Tuesday, March 15, 2011

The Brooks social animal

Thomas Nagel reviews The Social Animal, by David Brooks:
The main idea is that there are two levels of the mind, one unconscious and the other conscious, and that the first is much more important than the second in determining what we do. ... The main problem that Brooks addresses in this book is how to understand the relation between these two mental domains. His aim is to “counteract a bias in our culture. ...”

We may think that what we believe and do is largely under our conscious control, and we may believe that we should try to increase this control by the conscious exercise of reasoning and will power, but Brooks says that this is all wrong.
The book is currently no. 6 on the Amazon bestseller list. His view seems to be a mixture of Freud and the nurture side of the nature v nurture debate. In case you think that has side on his side, the Wikipedia article Sigmund Freud says:
Freud has been described by David Stafford-Clark as "a man whose name will always rank with those of Darwin, Copernicus, Newton, Marx and Einstein; someone who really made a difference to the way the rest of us can begin to think about the meaning of human life and society." In contrast, Hans Eysenck claims that Freud "set psychiatry back one hundred years". Psychology departments in American universities today are scientifically oriented, and Freudian theory has been marginalized, being regarded instead as a "desiccated and dead" historical artifact, according to a recent APA study.
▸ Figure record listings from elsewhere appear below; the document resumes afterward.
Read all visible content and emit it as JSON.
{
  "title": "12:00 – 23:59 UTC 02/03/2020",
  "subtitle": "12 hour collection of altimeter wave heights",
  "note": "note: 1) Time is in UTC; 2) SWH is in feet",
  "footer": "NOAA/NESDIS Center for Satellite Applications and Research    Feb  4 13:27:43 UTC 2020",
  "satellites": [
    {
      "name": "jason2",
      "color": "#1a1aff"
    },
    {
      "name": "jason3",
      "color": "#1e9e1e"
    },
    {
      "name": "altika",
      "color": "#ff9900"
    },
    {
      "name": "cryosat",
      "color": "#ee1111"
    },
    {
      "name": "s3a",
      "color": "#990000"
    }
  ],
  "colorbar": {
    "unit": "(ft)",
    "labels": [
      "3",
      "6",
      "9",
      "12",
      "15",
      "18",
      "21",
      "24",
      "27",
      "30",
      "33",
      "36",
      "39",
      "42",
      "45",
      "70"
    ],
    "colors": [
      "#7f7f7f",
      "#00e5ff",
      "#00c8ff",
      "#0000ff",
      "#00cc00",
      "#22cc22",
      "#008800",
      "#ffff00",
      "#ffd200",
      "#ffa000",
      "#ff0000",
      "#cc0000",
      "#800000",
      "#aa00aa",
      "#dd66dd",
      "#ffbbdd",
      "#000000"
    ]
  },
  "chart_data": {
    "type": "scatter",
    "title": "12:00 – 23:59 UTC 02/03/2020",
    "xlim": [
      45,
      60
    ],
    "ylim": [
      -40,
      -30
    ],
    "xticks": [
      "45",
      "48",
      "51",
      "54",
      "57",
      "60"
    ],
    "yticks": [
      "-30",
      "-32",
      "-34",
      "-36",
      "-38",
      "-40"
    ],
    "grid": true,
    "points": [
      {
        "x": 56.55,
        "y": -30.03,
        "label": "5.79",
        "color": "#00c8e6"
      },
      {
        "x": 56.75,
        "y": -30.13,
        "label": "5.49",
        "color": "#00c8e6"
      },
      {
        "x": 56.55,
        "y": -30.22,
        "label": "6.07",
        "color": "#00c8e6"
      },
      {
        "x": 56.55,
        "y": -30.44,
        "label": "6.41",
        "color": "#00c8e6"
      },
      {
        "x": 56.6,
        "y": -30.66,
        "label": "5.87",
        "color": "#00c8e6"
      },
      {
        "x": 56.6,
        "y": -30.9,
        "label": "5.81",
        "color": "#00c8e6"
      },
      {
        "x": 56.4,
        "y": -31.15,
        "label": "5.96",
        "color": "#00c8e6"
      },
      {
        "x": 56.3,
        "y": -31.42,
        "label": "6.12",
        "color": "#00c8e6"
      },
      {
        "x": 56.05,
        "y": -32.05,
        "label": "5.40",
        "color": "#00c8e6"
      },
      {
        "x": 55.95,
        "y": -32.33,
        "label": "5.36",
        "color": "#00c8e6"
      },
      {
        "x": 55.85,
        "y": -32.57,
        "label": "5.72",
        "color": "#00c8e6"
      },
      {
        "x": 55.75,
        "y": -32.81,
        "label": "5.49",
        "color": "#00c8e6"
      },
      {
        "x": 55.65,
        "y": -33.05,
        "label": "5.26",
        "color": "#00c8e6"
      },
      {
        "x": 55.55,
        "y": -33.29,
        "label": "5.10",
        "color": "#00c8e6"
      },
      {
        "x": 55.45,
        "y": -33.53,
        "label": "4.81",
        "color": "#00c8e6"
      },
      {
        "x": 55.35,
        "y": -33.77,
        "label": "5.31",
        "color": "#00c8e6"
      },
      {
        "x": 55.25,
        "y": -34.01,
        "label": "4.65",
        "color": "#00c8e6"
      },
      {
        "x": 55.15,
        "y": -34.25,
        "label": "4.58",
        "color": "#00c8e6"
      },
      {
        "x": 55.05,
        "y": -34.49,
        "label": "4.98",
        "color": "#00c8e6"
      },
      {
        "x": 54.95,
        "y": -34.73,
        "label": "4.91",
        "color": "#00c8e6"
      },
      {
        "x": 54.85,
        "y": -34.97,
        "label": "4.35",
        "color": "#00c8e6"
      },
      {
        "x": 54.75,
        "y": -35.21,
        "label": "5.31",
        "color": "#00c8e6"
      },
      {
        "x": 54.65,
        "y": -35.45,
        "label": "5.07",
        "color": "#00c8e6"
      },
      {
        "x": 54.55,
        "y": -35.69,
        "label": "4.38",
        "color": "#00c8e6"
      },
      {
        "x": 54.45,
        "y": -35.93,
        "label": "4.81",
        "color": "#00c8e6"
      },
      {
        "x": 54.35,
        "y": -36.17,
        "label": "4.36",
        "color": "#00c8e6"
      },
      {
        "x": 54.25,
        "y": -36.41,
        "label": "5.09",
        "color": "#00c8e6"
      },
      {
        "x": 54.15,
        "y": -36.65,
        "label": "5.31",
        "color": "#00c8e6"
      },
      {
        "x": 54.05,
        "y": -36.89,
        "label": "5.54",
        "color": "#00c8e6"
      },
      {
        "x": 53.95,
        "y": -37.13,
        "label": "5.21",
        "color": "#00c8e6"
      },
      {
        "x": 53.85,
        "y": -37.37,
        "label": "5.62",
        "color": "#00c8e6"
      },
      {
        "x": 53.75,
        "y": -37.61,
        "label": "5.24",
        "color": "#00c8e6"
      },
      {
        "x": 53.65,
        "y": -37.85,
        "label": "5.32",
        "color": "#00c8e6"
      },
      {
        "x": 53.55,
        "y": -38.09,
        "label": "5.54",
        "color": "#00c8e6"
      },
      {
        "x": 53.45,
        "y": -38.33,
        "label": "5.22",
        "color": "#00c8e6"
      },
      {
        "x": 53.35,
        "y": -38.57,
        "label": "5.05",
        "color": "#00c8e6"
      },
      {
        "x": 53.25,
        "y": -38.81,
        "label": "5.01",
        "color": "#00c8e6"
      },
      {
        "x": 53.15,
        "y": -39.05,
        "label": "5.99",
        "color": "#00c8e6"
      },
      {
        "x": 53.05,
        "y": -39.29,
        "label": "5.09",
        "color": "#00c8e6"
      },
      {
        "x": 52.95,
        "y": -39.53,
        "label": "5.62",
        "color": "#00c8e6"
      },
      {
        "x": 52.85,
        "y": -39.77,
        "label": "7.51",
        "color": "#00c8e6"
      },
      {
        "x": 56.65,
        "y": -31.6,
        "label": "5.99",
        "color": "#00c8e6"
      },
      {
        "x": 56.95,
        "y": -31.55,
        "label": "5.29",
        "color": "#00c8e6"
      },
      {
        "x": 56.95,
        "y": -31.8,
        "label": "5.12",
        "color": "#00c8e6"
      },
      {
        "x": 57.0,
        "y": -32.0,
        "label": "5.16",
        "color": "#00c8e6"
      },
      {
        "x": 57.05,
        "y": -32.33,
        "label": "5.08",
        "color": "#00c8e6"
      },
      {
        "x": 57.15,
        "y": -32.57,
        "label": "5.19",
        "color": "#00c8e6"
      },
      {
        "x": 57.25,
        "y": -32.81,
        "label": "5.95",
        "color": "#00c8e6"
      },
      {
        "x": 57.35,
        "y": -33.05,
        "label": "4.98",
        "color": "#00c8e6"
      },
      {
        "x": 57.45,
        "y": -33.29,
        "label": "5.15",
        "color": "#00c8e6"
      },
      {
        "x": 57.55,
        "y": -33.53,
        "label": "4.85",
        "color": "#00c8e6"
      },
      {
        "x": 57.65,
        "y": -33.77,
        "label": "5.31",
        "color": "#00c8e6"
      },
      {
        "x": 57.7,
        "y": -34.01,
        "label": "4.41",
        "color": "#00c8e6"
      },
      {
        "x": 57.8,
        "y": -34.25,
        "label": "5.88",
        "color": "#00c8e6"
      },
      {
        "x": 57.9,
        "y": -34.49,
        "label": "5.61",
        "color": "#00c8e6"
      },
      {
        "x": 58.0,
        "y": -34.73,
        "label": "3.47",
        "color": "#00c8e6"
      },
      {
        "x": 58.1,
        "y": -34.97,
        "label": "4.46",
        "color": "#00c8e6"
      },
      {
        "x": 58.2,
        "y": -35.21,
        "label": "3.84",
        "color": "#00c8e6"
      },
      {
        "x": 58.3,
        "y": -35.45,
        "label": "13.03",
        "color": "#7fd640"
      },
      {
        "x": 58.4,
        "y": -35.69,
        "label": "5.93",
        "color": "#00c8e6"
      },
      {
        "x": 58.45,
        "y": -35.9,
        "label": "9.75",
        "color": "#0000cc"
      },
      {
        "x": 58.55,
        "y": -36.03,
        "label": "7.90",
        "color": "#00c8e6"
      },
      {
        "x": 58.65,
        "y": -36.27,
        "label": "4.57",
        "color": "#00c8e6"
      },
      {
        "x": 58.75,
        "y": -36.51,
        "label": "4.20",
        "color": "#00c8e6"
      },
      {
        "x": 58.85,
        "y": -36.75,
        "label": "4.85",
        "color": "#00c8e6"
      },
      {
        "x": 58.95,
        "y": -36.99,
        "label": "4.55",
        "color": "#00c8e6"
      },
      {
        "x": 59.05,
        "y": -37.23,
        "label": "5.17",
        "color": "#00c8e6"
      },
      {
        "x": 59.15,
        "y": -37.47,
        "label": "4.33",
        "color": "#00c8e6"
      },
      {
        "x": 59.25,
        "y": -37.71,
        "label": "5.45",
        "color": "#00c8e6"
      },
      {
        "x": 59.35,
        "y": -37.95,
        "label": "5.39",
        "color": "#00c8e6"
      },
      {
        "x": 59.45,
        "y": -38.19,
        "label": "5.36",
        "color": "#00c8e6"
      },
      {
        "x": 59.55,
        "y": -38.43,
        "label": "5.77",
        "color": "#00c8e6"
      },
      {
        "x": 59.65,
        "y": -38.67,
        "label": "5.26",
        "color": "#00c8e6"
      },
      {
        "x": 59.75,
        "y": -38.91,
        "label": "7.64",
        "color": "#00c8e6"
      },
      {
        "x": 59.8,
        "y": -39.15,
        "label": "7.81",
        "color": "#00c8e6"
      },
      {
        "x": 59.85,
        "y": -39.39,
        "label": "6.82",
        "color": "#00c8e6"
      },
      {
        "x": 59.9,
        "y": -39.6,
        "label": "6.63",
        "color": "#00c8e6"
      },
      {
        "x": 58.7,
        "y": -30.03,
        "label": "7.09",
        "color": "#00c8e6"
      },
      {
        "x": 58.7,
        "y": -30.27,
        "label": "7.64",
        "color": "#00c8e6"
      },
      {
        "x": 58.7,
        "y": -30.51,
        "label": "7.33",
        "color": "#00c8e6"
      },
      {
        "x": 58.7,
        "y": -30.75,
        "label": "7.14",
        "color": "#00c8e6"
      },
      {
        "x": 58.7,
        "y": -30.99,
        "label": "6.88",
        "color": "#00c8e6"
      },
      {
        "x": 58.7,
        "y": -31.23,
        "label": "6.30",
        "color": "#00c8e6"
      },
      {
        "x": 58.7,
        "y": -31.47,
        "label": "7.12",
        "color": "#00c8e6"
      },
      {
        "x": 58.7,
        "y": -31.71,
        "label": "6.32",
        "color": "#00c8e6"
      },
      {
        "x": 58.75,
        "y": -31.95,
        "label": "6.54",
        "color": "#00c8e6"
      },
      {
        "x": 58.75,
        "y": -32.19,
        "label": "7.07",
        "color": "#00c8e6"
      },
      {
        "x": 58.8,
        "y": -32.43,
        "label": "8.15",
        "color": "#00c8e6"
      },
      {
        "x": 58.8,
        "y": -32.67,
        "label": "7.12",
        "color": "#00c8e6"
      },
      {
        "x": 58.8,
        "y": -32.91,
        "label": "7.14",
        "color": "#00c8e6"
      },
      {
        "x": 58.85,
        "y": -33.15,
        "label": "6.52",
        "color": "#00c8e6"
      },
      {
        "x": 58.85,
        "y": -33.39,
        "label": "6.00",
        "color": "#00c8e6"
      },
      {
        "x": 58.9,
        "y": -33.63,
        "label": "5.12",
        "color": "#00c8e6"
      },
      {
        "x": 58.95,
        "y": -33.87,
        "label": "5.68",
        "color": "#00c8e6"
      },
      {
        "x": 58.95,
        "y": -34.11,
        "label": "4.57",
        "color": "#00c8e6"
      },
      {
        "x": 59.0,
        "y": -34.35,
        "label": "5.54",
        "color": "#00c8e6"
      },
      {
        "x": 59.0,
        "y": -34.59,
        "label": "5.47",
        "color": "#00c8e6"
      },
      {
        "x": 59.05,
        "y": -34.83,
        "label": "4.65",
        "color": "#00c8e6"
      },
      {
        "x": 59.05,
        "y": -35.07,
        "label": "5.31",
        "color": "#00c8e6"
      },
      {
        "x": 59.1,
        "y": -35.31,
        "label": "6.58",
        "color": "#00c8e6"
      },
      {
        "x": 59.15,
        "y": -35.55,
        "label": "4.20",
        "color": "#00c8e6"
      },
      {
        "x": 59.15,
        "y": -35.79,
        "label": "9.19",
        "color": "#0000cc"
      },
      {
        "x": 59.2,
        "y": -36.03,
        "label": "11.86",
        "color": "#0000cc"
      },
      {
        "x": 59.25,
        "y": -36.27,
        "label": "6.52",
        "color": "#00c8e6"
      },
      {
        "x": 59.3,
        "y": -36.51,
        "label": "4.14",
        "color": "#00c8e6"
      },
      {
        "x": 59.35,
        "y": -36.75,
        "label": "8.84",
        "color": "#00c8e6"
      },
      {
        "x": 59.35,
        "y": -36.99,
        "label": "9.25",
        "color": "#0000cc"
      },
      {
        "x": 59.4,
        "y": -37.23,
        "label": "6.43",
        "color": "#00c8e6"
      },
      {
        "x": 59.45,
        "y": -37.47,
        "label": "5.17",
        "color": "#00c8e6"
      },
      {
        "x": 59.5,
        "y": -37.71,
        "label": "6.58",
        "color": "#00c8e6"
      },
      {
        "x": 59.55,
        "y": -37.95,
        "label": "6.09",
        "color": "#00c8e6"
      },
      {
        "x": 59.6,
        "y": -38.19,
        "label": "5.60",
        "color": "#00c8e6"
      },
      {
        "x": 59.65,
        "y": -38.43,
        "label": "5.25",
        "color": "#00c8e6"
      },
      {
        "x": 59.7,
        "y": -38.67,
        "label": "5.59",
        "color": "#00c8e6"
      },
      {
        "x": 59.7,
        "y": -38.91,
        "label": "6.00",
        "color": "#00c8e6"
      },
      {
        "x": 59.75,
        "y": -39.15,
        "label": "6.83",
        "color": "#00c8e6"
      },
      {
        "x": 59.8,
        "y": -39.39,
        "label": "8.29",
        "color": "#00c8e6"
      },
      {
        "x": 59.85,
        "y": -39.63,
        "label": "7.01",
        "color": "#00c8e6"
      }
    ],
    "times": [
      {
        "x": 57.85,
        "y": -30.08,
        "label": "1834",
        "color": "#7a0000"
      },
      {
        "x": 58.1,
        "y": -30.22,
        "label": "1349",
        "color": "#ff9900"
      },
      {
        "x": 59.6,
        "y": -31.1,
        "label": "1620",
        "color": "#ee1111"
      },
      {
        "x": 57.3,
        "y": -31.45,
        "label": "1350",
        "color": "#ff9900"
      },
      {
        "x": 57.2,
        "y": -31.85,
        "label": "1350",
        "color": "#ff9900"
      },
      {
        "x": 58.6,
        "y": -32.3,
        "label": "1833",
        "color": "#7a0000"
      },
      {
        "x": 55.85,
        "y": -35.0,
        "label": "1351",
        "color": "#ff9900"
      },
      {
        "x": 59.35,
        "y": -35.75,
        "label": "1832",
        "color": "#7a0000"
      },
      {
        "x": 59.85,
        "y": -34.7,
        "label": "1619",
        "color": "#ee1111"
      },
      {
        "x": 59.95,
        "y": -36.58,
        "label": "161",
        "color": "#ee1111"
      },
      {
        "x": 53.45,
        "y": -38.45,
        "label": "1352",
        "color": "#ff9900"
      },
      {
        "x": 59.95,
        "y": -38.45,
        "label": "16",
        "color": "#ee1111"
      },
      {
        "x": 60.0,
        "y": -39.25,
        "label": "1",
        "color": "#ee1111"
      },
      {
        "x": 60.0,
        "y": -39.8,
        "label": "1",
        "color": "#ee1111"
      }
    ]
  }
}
Philosophers have debated the scientific status of psychoanalysis. Karl Popper, who argued that all proper scientific theories must be potentially falsifiable, claimed that Freud's psychoanalytic theories were presented in unfalsifiable form, meaning that no experiment or observation could ever prove them wrong. ...

Peter Medawar, a Nobel Prize winning immunologist, made the oft-quoted remark that psychoanalysis is the "most stupendous intellectual confidence trick of the twentieth century". Freud critic Richard Webster calls psychoanalysis "perhaps the most complex and successful" pseudoscience in history. Ethan Watters and Richard Ofshe wrote that, "Freud created one of the twentieth century's most significant myths but presented it as a scientific theory, supposedly based on rationalism and empirical observation. He claimed to be opening up the complexity of the mind to the world, but in fact he created a convoluted and speculative system of assumptions that has misled thousands upon thousands of well-intentioned therapists and vulnerable patients over the last hundred years".
That is correct. Except that the comparison to the other famous intellectuals makes me wonder what the guy thinks that they accomplished. Brooks claims to have newer research, but nearly all of it is dubious. For example, he tells the story of dentists named Dennis, but that appears to be debunked here.